Loi Elan : Sylvia Pinel plaide pour un plan de relance du secteur immobilier
Au lendemain de l'adoption de la loi Elan, s’inquiétant de l’essoufflement des efforts de relance du secteur immobilier qu’elle avait initiés (entre autres PTZ et dispositif Pinel aujourd’hui recentrés), l’ancienne ministre du Logement dénonce « la pluie de paradoxes et de contradictions » de la nouvelle loi, tout en appelant les professionnels du secteur et les investisseurs « à continuer à porter leurs projets ».
Dans le 3e baromètre Rumeur publique des députés les plus influents dans les domaines de l’habitation et du logement, publié mercredi, Sylvia Pinel, députée du Tarn-et-Garonne (NI) truste fort légitimement la troisième place du classement. L’ancienne ministre du Logement du gouvernement de Manuel Valls a enregistré à son actif pas moins de 64 % d’interventions sur le logement et a fait adopter douze amendements, ce qui lui a valu 429 citations dans la presse. Députée d’influence dans l’hémicycle, certes, mais aussi sur les réseaux sociaux : la membre de la commission des finances de l’Assemblée nationale est suivie par près de 26 000 followers sur Twitter et par 8 365 abonnés sur Facebook. Sylvia Pinel a également laissé son empreinte dans le secteur immobilier en lançant en 2014 une grande réforme du zonage et une loi sur l’investissement locatif qui porte son nom.
Au lendemain de la publication de ce palmarès et de l’adoption à l’Assemblée nationale de la loi évolution du logement et aménagement numérique (Elan), Sylvia Pinel nous accorde ses premières réactions.

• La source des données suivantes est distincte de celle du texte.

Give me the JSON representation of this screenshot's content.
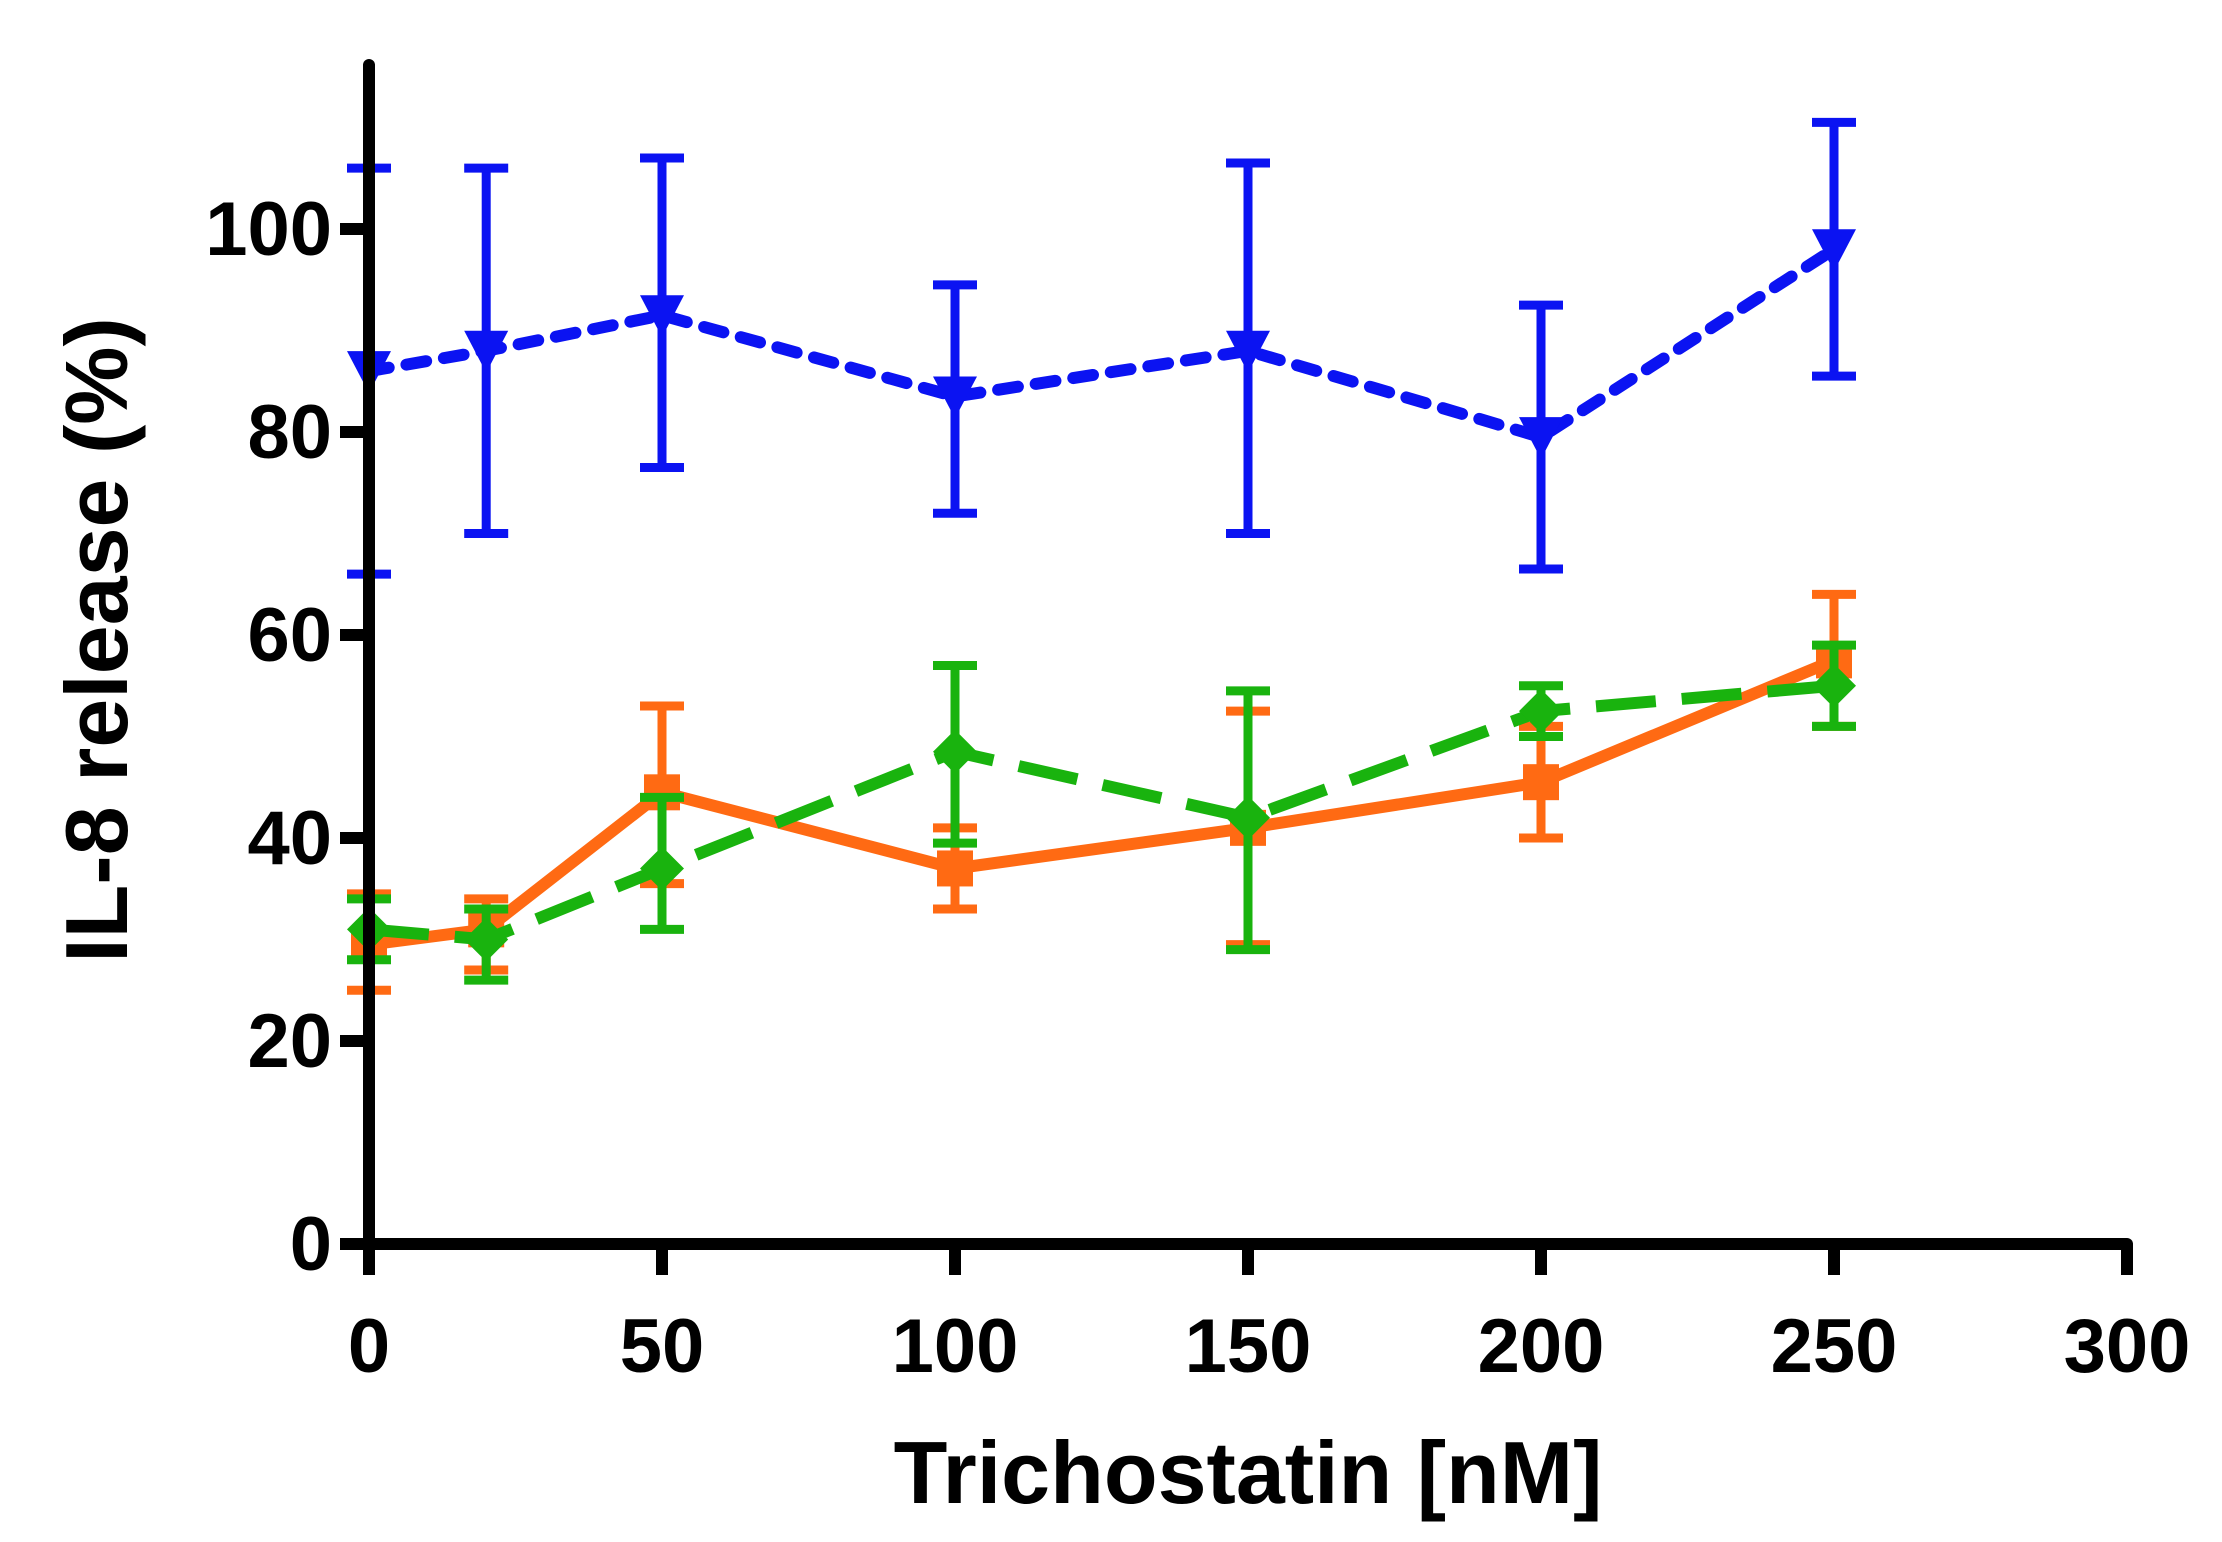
{
  "chart_data": {
    "type": "line",
    "title": "",
    "xlabel": "Trichostatin [nM]",
    "ylabel": "IL-8 release (%)",
    "xlim": [
      0,
      300
    ],
    "ylim": [
      0,
      115
    ],
    "xticks": [
      0,
      50,
      100,
      150,
      200,
      250,
      300
    ],
    "yticks": [
      0,
      20,
      40,
      60,
      80,
      100
    ],
    "grid": false,
    "legend": "none",
    "x": [
      0,
      20,
      50,
      100,
      150,
      200,
      250
    ],
    "series": [
      {
        "name": "blue-dotted",
        "color": "#0b13f2",
        "line": "dotted",
        "marker": "triangle-down",
        "values": [
          86,
          88,
          91.5,
          83.5,
          88,
          79.5,
          98
        ],
        "err_low": [
          66,
          70,
          76.5,
          72,
          70,
          66.5,
          85.5
        ],
        "err_high": [
          106,
          106,
          107,
          94.5,
          106.5,
          92.5,
          110.5
        ]
      },
      {
        "name": "orange-solid",
        "color": "#ff6a13",
        "line": "solid",
        "marker": "square",
        "values": [
          29.5,
          31,
          44.5,
          37,
          41,
          45.5,
          57.5
        ],
        "err_low": [
          25,
          27,
          35.5,
          33,
          29.5,
          40,
          51
        ],
        "err_high": [
          34.5,
          34,
          53,
          41,
          52.5,
          51,
          64
        ]
      },
      {
        "name": "green-dashed",
        "color": "#19b30e",
        "line": "dashed",
        "marker": "diamond",
        "values": [
          31,
          30,
          37,
          48.5,
          42,
          52.5,
          55
        ],
        "err_low": [
          28,
          26,
          31,
          39.5,
          29,
          50,
          51
        ],
        "err_high": [
          34,
          33,
          44,
          57,
          54.5,
          55,
          59
        ]
      }
    ]
  }
}
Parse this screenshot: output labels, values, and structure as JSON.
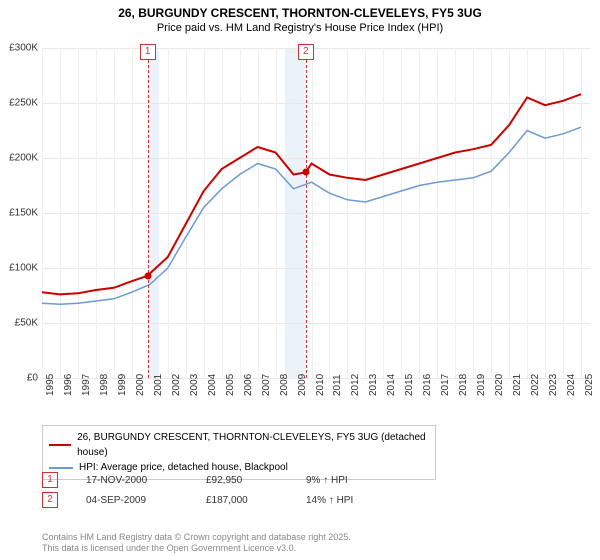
{
  "title_line1": "26, BURGUNDY CRESCENT, THORNTON-CLEVELEYS, FY5 3UG",
  "title_line2": "Price paid vs. HM Land Registry's House Price Index (HPI)",
  "chart": {
    "type": "line",
    "background_color": "#ffffff",
    "grid_color": "#e8e8e8",
    "shaded_color": "#eaf2fa",
    "x_years": [
      1995,
      1996,
      1997,
      1998,
      1999,
      2000,
      2001,
      2002,
      2003,
      2004,
      2005,
      2006,
      2007,
      2008,
      2009,
      2010,
      2011,
      2012,
      2013,
      2014,
      2015,
      2016,
      2017,
      2018,
      2019,
      2020,
      2021,
      2022,
      2023,
      2024,
      2025
    ],
    "xlim": [
      1995,
      2025.5
    ],
    "ylim": [
      0,
      300000
    ],
    "ytick_step": 50000,
    "y_labels": [
      "£0",
      "£50K",
      "£100K",
      "£150K",
      "£200K",
      "£250K",
      "£300K"
    ],
    "series": [
      {
        "name": "26, BURGUNDY CRESCENT, THORNTON-CLEVELEYS, FY5 3UG (detached house)",
        "color": "#cc0000",
        "line_width": 2,
        "points": [
          [
            1995,
            78000
          ],
          [
            1996,
            76000
          ],
          [
            1997,
            77000
          ],
          [
            1998,
            80000
          ],
          [
            1999,
            82000
          ],
          [
            2000,
            88000
          ],
          [
            2000.88,
            92950
          ],
          [
            2001,
            95000
          ],
          [
            2002,
            110000
          ],
          [
            2003,
            140000
          ],
          [
            2004,
            170000
          ],
          [
            2005,
            190000
          ],
          [
            2006,
            200000
          ],
          [
            2007,
            210000
          ],
          [
            2008,
            205000
          ],
          [
            2009,
            185000
          ],
          [
            2009.68,
            187000
          ],
          [
            2010,
            195000
          ],
          [
            2011,
            185000
          ],
          [
            2012,
            182000
          ],
          [
            2013,
            180000
          ],
          [
            2014,
            185000
          ],
          [
            2015,
            190000
          ],
          [
            2016,
            195000
          ],
          [
            2017,
            200000
          ],
          [
            2018,
            205000
          ],
          [
            2019,
            208000
          ],
          [
            2020,
            212000
          ],
          [
            2021,
            230000
          ],
          [
            2022,
            255000
          ],
          [
            2023,
            248000
          ],
          [
            2024,
            252000
          ],
          [
            2025,
            258000
          ]
        ]
      },
      {
        "name": "HPI: Average price, detached house, Blackpool",
        "color": "#6b9bd1",
        "line_width": 1.5,
        "points": [
          [
            1995,
            68000
          ],
          [
            1996,
            67000
          ],
          [
            1997,
            68000
          ],
          [
            1998,
            70000
          ],
          [
            1999,
            72000
          ],
          [
            2000,
            78000
          ],
          [
            2001,
            85000
          ],
          [
            2002,
            100000
          ],
          [
            2003,
            128000
          ],
          [
            2004,
            155000
          ],
          [
            2005,
            172000
          ],
          [
            2006,
            185000
          ],
          [
            2007,
            195000
          ],
          [
            2008,
            190000
          ],
          [
            2009,
            172000
          ],
          [
            2010,
            178000
          ],
          [
            2011,
            168000
          ],
          [
            2012,
            162000
          ],
          [
            2013,
            160000
          ],
          [
            2014,
            165000
          ],
          [
            2015,
            170000
          ],
          [
            2016,
            175000
          ],
          [
            2017,
            178000
          ],
          [
            2018,
            180000
          ],
          [
            2019,
            182000
          ],
          [
            2020,
            188000
          ],
          [
            2021,
            205000
          ],
          [
            2022,
            225000
          ],
          [
            2023,
            218000
          ],
          [
            2024,
            222000
          ],
          [
            2025,
            228000
          ]
        ]
      }
    ],
    "shaded_ranges": [
      [
        2000.88,
        2001.5
      ],
      [
        2008.5,
        2009.68
      ]
    ],
    "sale_markers": [
      {
        "n": 1,
        "year": 2000.88,
        "value": 92950
      },
      {
        "n": 2,
        "year": 2009.68,
        "value": 187000
      }
    ]
  },
  "legend_items": [
    {
      "color": "#cc0000",
      "label": "26, BURGUNDY CRESCENT, THORNTON-CLEVELEYS, FY5 3UG (detached house)"
    },
    {
      "color": "#6b9bd1",
      "label": "HPI: Average price, detached house, Blackpool"
    }
  ],
  "sales": [
    {
      "n": "1",
      "date": "17-NOV-2000",
      "price": "£92,950",
      "hpi": "9% ↑ HPI"
    },
    {
      "n": "2",
      "date": "04-SEP-2009",
      "price": "£187,000",
      "hpi": "14% ↑ HPI"
    }
  ],
  "copyright_line1": "Contains HM Land Registry data © Crown copyright and database right 2025.",
  "copyright_line2": "This data is licensed under the Open Government Licence v3.0."
}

Profession CGP : La loi Elan aujourd’hui adoptée est-elle une bonne loi pour le logement et l’immobilier ?
Sylvia Pinel : La loi Elan est une loi technique. Elle comporte des volets et des mesures parfois intéressants, comme la lutte contre les recours abusifs et contre les marchands de sommeil. Par contre, la mixité sociale est totalement absente de cette loi. Et je le regrette. La loi SRU et la loi littoral sont remises en cause. Se pose également la question aujourd’hui de la vente des logements sociaux.
La loi Elan remet aussi en cause le droit de l’urbanisme. Déjà, le projet de loi de finances pour 2018 n’avait déjà pas mis en avant la construction, la baisse des APL avait été actée, ce qui génère maintenant la vente des logements par les bailleurs sociaux. La loi Elan est donc dans la continuité de la trajectoire lancée par le projet de loi de finances 2018 qui ne recueille pas mon assentiment. Cette trajectoire ne sera pas corrigée par le PLF 2019. On est très loin du compte et je suis très inquiète à la lecture des derniers chiffres de la construction, qui révèlent que les mises en chantier et le nombre des permis de construire régressent.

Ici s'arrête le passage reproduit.